Bouquets of dancing flowers
Florist Georgie Newbery grows flowers to create bouquets that bring together the sights and scents of the summer countryside
Amaze of small fields surrounds a Somerset farmhouse, each filled with a rainbow of softly coloured flowers. This seven-acre plot is home to Common Farm Flowers. Here grower-florist Georgie Newbery tends to her flowers from seed to final, glorious bouquet. Blooms range from stately white alliums and silver-leafed stachys to clumps of mauve sweet William. Striking, inky blue irises flourish in rectangular beds. Wildflowers are encouraged to grow in any remaining spaces along the path edges and among the grass. One field is entirely given over to wildflowers. In early June, this is a sea of grasses dotted with white ox-eye daisies, buttercups, pink campion, yellow birdsfoot trefoil and wild orchids. When Georgie and her husband Fabrizio moved to Common Farm in 2004, she worked as a freelance writer. Six years later, however, she was finding the demands of her work and bringing up her two young children too difficult. Then a friend sent her a bouquet of flowers through the post. This generous act was a turning point. “I thought ‘I could do that’,” she says. “I was planting sweet peas even when life was crazy because I found growing and picking my own flowers so satisfying. I decided to turn this love into a business.”

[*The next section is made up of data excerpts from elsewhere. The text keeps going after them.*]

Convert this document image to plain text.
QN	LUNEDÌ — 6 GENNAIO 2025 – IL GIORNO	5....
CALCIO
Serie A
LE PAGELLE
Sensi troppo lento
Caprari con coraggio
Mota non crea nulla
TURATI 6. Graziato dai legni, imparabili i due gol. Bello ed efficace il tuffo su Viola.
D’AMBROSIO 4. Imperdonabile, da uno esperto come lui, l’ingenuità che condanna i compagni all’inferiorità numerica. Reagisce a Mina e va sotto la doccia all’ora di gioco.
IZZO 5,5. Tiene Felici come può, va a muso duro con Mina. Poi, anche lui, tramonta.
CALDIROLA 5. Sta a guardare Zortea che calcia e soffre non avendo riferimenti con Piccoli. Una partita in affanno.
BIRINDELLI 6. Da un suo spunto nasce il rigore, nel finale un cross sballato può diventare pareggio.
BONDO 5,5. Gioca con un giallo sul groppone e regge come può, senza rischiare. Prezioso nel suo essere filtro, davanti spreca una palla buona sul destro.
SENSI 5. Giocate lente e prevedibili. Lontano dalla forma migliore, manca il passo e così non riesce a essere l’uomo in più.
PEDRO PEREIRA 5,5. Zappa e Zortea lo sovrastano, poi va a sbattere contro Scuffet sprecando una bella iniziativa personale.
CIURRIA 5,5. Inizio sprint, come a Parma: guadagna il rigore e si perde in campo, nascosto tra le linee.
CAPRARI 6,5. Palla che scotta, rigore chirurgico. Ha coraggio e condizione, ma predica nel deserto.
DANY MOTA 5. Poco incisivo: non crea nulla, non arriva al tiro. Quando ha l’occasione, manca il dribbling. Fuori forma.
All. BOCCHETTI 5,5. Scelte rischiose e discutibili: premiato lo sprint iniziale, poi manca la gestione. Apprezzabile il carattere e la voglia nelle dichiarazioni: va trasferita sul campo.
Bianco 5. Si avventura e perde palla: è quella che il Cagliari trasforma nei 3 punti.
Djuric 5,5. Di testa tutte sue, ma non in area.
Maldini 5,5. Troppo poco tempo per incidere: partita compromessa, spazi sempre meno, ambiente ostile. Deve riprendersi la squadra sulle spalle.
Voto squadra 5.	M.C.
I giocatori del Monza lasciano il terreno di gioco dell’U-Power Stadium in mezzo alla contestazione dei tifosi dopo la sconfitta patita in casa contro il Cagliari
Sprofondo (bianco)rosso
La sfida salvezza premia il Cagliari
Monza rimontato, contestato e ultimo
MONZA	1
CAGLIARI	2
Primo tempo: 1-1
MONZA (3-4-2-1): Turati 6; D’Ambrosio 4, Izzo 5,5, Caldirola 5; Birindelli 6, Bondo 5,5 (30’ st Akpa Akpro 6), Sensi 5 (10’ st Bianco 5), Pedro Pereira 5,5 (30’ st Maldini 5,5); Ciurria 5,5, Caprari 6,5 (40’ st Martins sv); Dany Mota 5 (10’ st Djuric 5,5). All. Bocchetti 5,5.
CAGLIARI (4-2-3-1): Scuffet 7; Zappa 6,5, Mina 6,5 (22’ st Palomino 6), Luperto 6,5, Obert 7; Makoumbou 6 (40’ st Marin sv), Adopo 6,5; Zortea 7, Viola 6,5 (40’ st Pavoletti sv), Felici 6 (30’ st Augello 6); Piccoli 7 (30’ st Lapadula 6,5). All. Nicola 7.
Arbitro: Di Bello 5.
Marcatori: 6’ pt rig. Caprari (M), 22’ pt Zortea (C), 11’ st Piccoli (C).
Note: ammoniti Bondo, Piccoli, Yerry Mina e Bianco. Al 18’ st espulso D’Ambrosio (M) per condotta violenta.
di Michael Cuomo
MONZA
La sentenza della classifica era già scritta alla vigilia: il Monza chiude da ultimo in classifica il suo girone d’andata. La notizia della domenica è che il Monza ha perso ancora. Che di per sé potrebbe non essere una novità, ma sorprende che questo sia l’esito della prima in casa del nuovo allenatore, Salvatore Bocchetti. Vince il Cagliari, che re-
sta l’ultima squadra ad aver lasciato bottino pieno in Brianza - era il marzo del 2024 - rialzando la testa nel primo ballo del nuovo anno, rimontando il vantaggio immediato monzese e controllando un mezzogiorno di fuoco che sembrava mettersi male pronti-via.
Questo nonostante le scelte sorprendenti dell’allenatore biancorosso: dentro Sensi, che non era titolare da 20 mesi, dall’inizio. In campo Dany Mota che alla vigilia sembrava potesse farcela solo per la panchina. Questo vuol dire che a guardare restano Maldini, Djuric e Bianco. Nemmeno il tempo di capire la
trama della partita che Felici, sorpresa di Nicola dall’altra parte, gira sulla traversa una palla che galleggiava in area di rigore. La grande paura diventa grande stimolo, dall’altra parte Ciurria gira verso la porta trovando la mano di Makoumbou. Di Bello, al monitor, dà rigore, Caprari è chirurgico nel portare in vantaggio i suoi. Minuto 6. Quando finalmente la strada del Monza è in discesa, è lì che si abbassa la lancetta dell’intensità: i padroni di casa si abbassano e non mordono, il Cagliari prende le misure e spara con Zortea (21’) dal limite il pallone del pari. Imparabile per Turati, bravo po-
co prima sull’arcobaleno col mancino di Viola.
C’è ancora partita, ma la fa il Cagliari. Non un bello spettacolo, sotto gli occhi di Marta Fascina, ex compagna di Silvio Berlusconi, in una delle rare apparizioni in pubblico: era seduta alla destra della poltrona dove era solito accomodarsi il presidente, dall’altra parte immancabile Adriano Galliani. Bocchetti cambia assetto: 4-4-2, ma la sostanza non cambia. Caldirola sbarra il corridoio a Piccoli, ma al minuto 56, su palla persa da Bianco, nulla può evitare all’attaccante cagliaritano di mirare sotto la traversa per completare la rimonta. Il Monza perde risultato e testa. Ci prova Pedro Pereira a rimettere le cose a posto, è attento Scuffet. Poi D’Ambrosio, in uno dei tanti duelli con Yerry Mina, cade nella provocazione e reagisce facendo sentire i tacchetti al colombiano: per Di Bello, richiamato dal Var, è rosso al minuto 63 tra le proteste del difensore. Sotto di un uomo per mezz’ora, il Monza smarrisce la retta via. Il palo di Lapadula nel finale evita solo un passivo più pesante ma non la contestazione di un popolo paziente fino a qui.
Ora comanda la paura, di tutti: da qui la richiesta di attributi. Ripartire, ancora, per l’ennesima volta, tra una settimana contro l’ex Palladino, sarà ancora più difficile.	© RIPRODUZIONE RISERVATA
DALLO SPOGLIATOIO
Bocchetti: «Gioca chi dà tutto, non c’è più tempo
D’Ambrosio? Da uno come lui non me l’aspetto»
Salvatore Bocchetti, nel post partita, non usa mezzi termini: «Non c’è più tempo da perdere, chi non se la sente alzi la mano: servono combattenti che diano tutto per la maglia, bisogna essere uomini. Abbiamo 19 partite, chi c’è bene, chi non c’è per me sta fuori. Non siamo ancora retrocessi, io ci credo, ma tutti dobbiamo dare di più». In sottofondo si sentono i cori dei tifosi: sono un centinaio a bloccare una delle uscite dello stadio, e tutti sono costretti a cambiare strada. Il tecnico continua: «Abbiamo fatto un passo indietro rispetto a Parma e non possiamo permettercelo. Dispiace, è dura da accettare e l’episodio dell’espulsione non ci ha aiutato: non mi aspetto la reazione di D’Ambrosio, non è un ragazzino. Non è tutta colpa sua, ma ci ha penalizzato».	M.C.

Georgie was brought up surrounded by flowers and had always made bunches of flowers for friends. “I wasn’t a trained florist but I was handy with a pair of scissors and a garden,” she says. Her grandmother was an enthusiastic gardener and her mother was a professional florist. The latter had some sage advice for her daughter. “Never try and force a flower to bend in a direction it does not want to go. You’ve lost that battle before you’ve started it,” she says. In the first year of business Georgie did the flowers for five weddings and five postal bouquets. In 2014, she sent out over 1,500 bouquets and did approximately 50 weddings. She now employs two staff, hosts workshops, runs garden tours and has written two books, The Flower Farmer’s Year and Grow Your Own Wedding Flowers.
Feeding the soil
Common Farm’s position on the edge of the warm and wet West Country is excellent for growing flowers. On the eastern border of the Somerset levels, the farm nestles underneath the Stourhead escarpment. The flat countryside sits on Somerset clay, which means water retention is not a problem. Georgie treats the soil with her homemade compost tea, made from a mixture of cut nettles, manure and water every year. She uses municipal green waste, from Castle Cary recycling centre, eight miles away. Mixed in with horse manure from her neighbours, it tops up the nutrients in the soil. “We feed the soil a lot as we ask so much of it,” she says. Her main environmental challenge comes from the frost
and wind. The network of high hedges was deliberately planted to provide shelter from both. Frost is also combated using two unheated polytunnels to overwinter early plantings of flowers such as sweet peas. More than 250 varieties of flowers and foliage, all native British species, are grown. If one crop fails, there is always another to fall back on. At the heart of the planting are several seasonal staples including sweet peas, roses and dahlias. To ensure a summer-long supply of one of her favourite flowers, sweet peas, Georgie grows four different plantings. Two batches are grown under cover early on and the two later ones outside. She grows 20 varieties of rose but prefers the ones with big, highly scented flowerheads. In early summer these are supplemented with biennials such as sweet rocket, foxgloves and white forget-me-nots. The latter are a vital part of Georgie’s crop as they often flower before the annuals and perennials are ready. All are combined with annuals including one of her floristry favourites, the lacy Ammi majus, and perennials such as delphiniums or alliums. All these are grown from seeds. “We collect some seed and order some,” she says. “My seed bill through the year is about £400. We mostly direct sow as we grow a lot, but I would recommend smaller growers start in seed trays. This way they control the number of plants they’re growing.” Other plants grown in her polytunnels include delphiniums, and honesty. There is also the white lace flower Orlaya grandiflora, anemones, and pittosporum for foliage. Many are sown early in the year to get a long and earlier flowering period.
Umbels of soft, frothy Ammi majus, also known as lady’s lace, bring clouds of white to Georgie’s bouquets. Tall stems of allium ‘Purple Sensation’ help add structure and height to arrangements. Beds of Aquilegia vulgaris, silver foliage of Stachys byzantina and scented purple honesty, Lunaria annua. Taking the freshly picked flowers in for arranging.